Synopses & Reviews
The first volume to offer students the original English translation of Utopia with an explanation of its historical and intellectual context, this volume will help students better understand the reception of one of the most influential books in the Western tradition. The volume provides the 1551 Robynson translation, allowing students to experience the text as it was first encountered by sixteenth-century English readers — with the benefit of modernized spelling and extensive annotations, making the text readable for today's students. A detailed introduction discusses the literary and philosophical underpinnings of More's thought while situating the author and his work within the political, economic, and religious contexts of sixteenth-century England. Also included are visual materials from sixteenth-century editions, including woodcuts and the Utopian alphabet.
About the Author
David Harris Sacks is Professor of History and Humanities at Reed College.
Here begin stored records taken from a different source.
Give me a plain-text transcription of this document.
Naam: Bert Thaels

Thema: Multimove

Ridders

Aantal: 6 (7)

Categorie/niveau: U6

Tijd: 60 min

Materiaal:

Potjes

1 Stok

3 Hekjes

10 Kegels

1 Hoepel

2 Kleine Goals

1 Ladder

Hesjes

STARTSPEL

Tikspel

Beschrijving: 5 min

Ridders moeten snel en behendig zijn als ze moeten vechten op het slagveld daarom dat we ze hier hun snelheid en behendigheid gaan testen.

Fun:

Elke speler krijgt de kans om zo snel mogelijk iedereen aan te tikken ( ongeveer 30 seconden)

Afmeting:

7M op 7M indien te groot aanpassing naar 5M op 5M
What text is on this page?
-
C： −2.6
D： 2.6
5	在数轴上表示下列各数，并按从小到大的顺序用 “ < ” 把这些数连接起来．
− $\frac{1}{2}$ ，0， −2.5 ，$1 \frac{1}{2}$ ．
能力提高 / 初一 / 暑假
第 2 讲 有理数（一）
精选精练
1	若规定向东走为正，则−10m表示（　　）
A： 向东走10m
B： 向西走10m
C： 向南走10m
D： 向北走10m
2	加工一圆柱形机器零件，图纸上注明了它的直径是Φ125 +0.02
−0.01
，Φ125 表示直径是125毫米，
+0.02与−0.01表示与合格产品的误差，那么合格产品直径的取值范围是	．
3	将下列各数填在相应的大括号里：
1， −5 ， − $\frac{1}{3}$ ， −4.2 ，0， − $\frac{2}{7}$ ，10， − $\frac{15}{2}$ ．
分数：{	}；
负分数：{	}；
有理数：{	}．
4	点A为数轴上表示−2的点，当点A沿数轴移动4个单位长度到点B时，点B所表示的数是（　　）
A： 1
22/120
His scholarly work focuses on the cultural and social history of medieval and early modern Britain. He is the author of Trade, Society and Politics in Bristol, 1500-1640 (1985), and The Widening Gate: Bristol and the Atlantic Economy, 1450-1700 (1991), which was awarded the John Ben Snow Prize in British History by the North American Conference on British Studies. His current work includes studies in the history of early modern British urban society and culture and of the history of ethical, political, and economic discourse in early modern England focusing on the problem of monopoly and freedom. Sacks has been a fellow of the John Simon Guggenheim Memorial Foundation and of the Woodrow Wilson International Center for Scholars, and was an NEH Long-term fellow at the Folger Shakespeare Library in Washington, D.C. During 1998-99, he will be Visiting Professor of History at Yale University.